Secondly, for regulators, the carbon trading price serves as a crucial lever to modulate the emission-reduction behaviors of the SLSSC. Regulatory strategies should be adjusted according to the different developmental stages of AI-based emission-reduction technologies. In the initial phase of AI technology application, to overcome emission-reduction bottlenecks, regulators can appropriately increase the carbon trading price. Although this might suppress logistics volume in the short term, it effectively incentivizes SLSPs and SLSIs to increase investment in AI technology in exchange for deeper emission-reductions. This mirrors how the EU ETS, in its third and fourth phases, tightened allowances and raised carbon prices to force the shipping industry towards decarbonization. However, in the mid-to-late stages, as the emission reduction benefits brought by AI mature and are gradually realized, regulators can moderately lower the carbon price to balance enterprises’ logistics output and financial returns. For instance, drawing on the experience of China’s regional pilot carbon markets, which gradually relaxed allowance allocation after achieving stable operation, carbon prices could be dynamically adjusted based on the actual emission reduction performance of the industry. This approach would incentivize the SLSSC to adopt AI for deep decarbonization while also considering the sector’s low-carbon logistics throughput and economic benefits.
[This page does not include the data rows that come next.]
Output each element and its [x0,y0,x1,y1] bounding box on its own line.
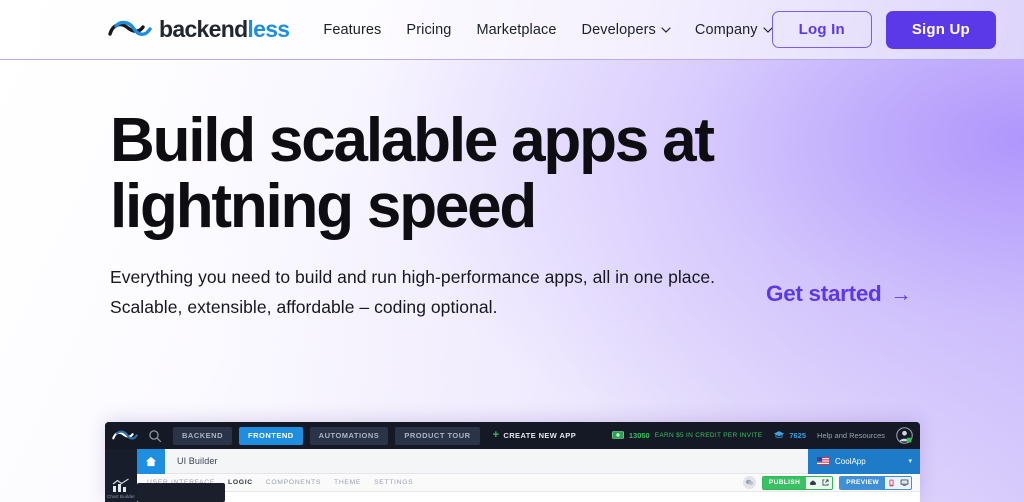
publish-button[interactable]: PUBLISH [761,475,834,490]
graduation-cap-icon [773,430,785,441]
arrow-right-icon: → [890,282,912,306]
header-actions: Log In Sign Up [771,10,996,49]
hero-subtitle: Everything you need to build and run hig… [110,267,716,317]
create-new-app-label: CREATE NEW APP [503,431,577,440]
create-new-app-button[interactable]: + CREATE NEW APP [493,430,577,441]
site-header: backendless Features Pricing Marketplace… [0,0,1024,60]
nav-label: Company [694,21,758,38]
get-started-label: Get started [766,281,882,307]
app-sub-tab-bar: USER INTERFACE LOGIC COMPONENTS THEME SE… [137,474,920,492]
app-body: Chart Builder UI Builder CoolApp ▾ LOGIC… [105,448,920,502]
get-started-link[interactable]: Get started → [766,281,911,307]
app-tab-frontend[interactable]: FRONTEND [239,426,303,445]
breadcrumb-title: UI Builder [177,456,218,466]
app-tab-product-tour[interactable]: PRODUCT TOUR [395,426,480,445]
breadcrumb: UI Builder CoolApp ▾ [137,448,920,474]
app-left-rail: Chart Builder [105,449,137,502]
nav-label: Marketplace [476,21,557,38]
app-selector-name: CoolApp [835,456,866,466]
hero-title-line-2: lightning speed [110,171,537,241]
plus-icon: + [492,429,500,441]
nav-item-features[interactable]: Features [323,22,381,38]
app-tab-bar: BACKEND FRONTEND AUTOMATIONS PRODUCT TOU… [173,426,480,445]
app-selector[interactable]: CoolApp ▾ [808,448,920,474]
nav-label: Developers [581,21,656,38]
preview-label: PREVIEW [840,476,885,489]
us-flag-icon [817,457,829,465]
sub-tab-settings[interactable]: SETTINGS [374,479,413,486]
chevron-down-icon [661,25,671,34]
page-root: backendless Features Pricing Marketplace… [0,0,1024,502]
backendless-ribbon-icon [108,18,152,42]
external-link-icon[interactable] [819,477,833,488]
chevron-down-icon: ▾ [908,458,912,465]
publish-label: PUBLISH [762,476,807,489]
nav-item-company[interactable]: Company [694,21,773,38]
search-icon[interactable] [148,429,162,443]
page-title: Build scalable apps at lightning speed [110,108,870,239]
app-tab-backend[interactable]: BACKEND [173,426,232,445]
main-navigation: Features Pricing Marketplace Developers … [323,21,773,38]
chat-bubble-icon[interactable] [742,476,756,489]
points-value: 7625 [789,431,807,440]
points-badge[interactable]: 7625 [773,430,806,441]
app-topbar-right: 13050 EARN $5 IN CREDIT PER INVITE 7625 … [611,427,913,444]
help-and-resources-link[interactable]: Help and Resources [817,431,885,440]
app-topbar: BACKEND FRONTEND AUTOMATIONS PRODUCT TOU… [105,422,920,449]
hero-title-line-1: Build scalable apps at [110,106,715,175]
credit-amount: 13050 [628,431,650,440]
user-avatar-icon[interactable] [896,427,913,444]
hero-content: Build scalable apps at lightning speed E… [0,60,1024,322]
money-icon [611,430,624,441]
preview-button[interactable]: PREVIEW [839,475,912,490]
rail-label-chart-builder: Chart Builder [106,494,136,499]
app-preview-screenshot: BACKEND FRONTEND AUTOMATIONS PRODUCT TOU… [105,422,920,502]
login-button[interactable]: Log In [771,11,872,48]
brand-name-accent: less [247,16,290,42]
app-action-buttons: PUBLISH PREVIEW [742,475,920,490]
nav-item-pricing[interactable]: Pricing [406,22,451,38]
brand-logo-text: backendless [159,16,290,42]
sub-tab-components[interactable]: COMPONENTS [266,479,321,486]
signup-button[interactable]: Sign Up [885,10,996,49]
nav-label: Features [323,21,382,38]
nav-label: Pricing [406,21,452,38]
app-canvas-area [137,492,920,502]
rail-tooltip [137,483,225,502]
brand-logo[interactable]: backendless [108,16,290,42]
sub-tab-theme[interactable]: THEME [334,479,361,486]
cloud-icon[interactable] [806,477,820,488]
desktop-icon[interactable] [898,477,911,488]
app-tab-automations[interactable]: AUTOMATIONS [309,426,389,445]
credit-badge[interactable]: 13050 EARN $5 IN CREDIT PER INVITE [611,430,763,441]
sub-tab-logic[interactable]: LOGIC [228,479,253,486]
bar-chart-icon[interactable] [112,477,130,493]
nav-item-marketplace[interactable]: Marketplace [476,22,556,38]
home-icon[interactable] [137,448,165,474]
chevron-down-icon [763,25,773,34]
backendless-ribbon-icon [112,429,138,443]
mobile-icon[interactable] [885,476,898,489]
hero-subtitle-row: Everything you need to build and run hig… [110,263,1024,322]
app-main-panel: UI Builder CoolApp ▾ LOGIC COMPONENTS TH… [137,448,920,502]
nav-item-developers[interactable]: Developers [581,21,671,38]
brand-name-dark: backend [159,16,248,42]
credit-text: EARN $5 IN CREDIT PER INVITE [654,432,763,439]
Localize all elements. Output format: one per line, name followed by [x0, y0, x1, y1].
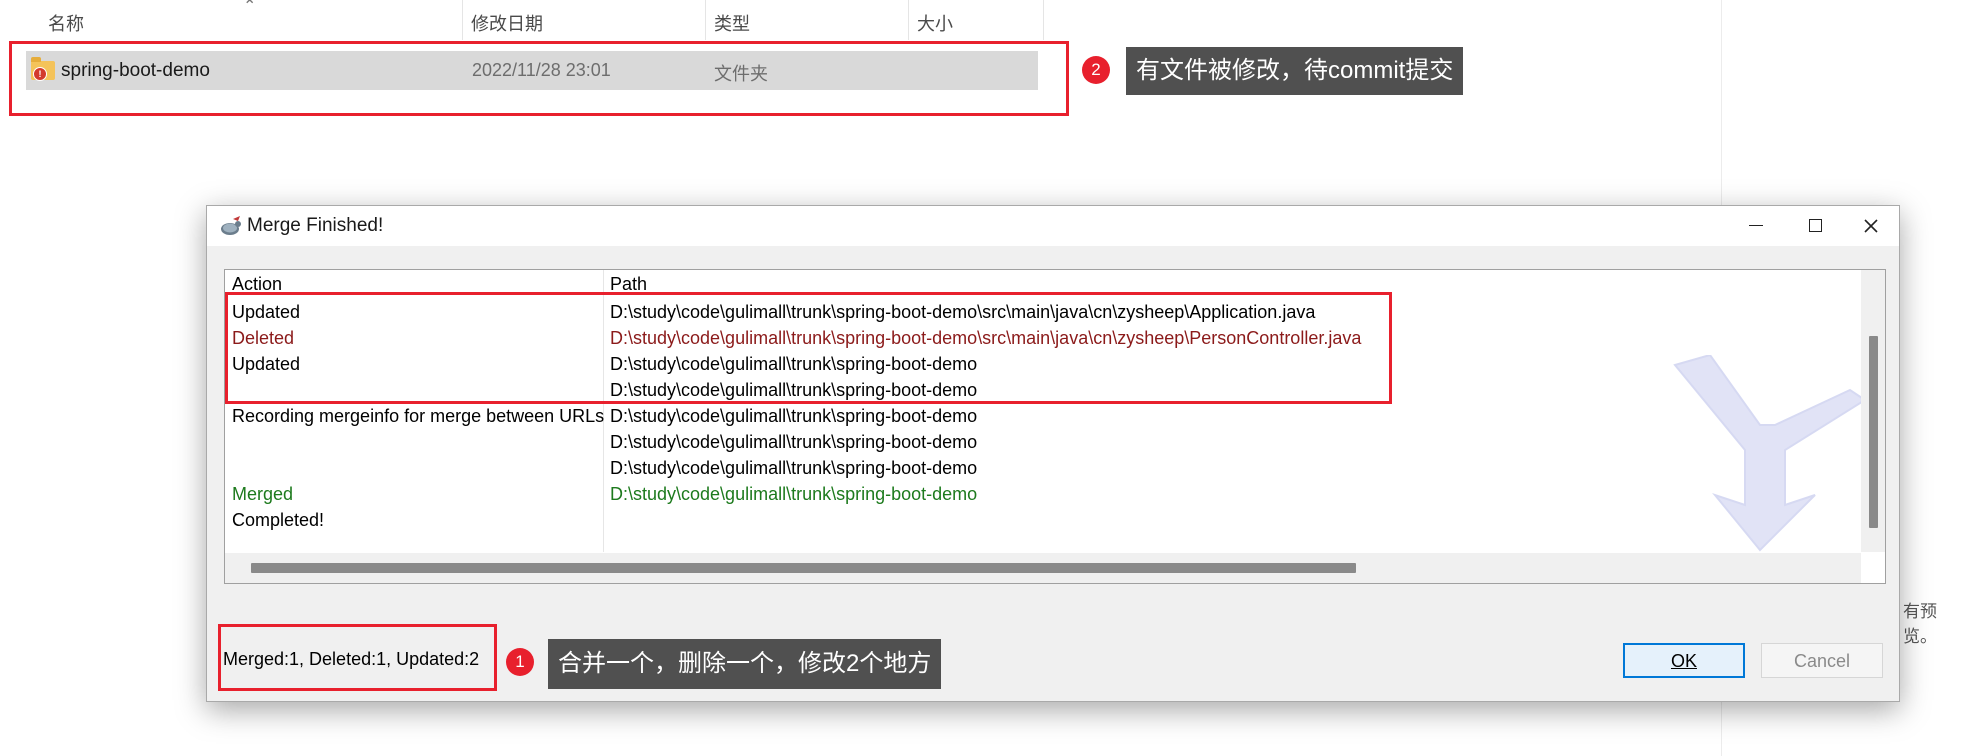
horizontal-scrollbar-thumb[interactable]	[251, 563, 1356, 573]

7.3. Limitations and Future Research
This paper assumes that the market demand of the SLSSC is a linear function under the context of symmetric information. However, in practice, there is generally asymmetric information during the cooperation between SLSI and SLSP. Therefore, in the future, consideration can be given to asymmetric information, nonlinearity, and market demand with price elasticity. Additionally, while this study focuses on the SLSP’s carbon-emission reduction, it does not account for the carbon emissions resulting from the application of AI. Future work should consider the total carbon emissions across the entire process. Finally, further analysis of the equilibrium conditions in carbon allowance trading would be valuable for a more comprehensive understanding.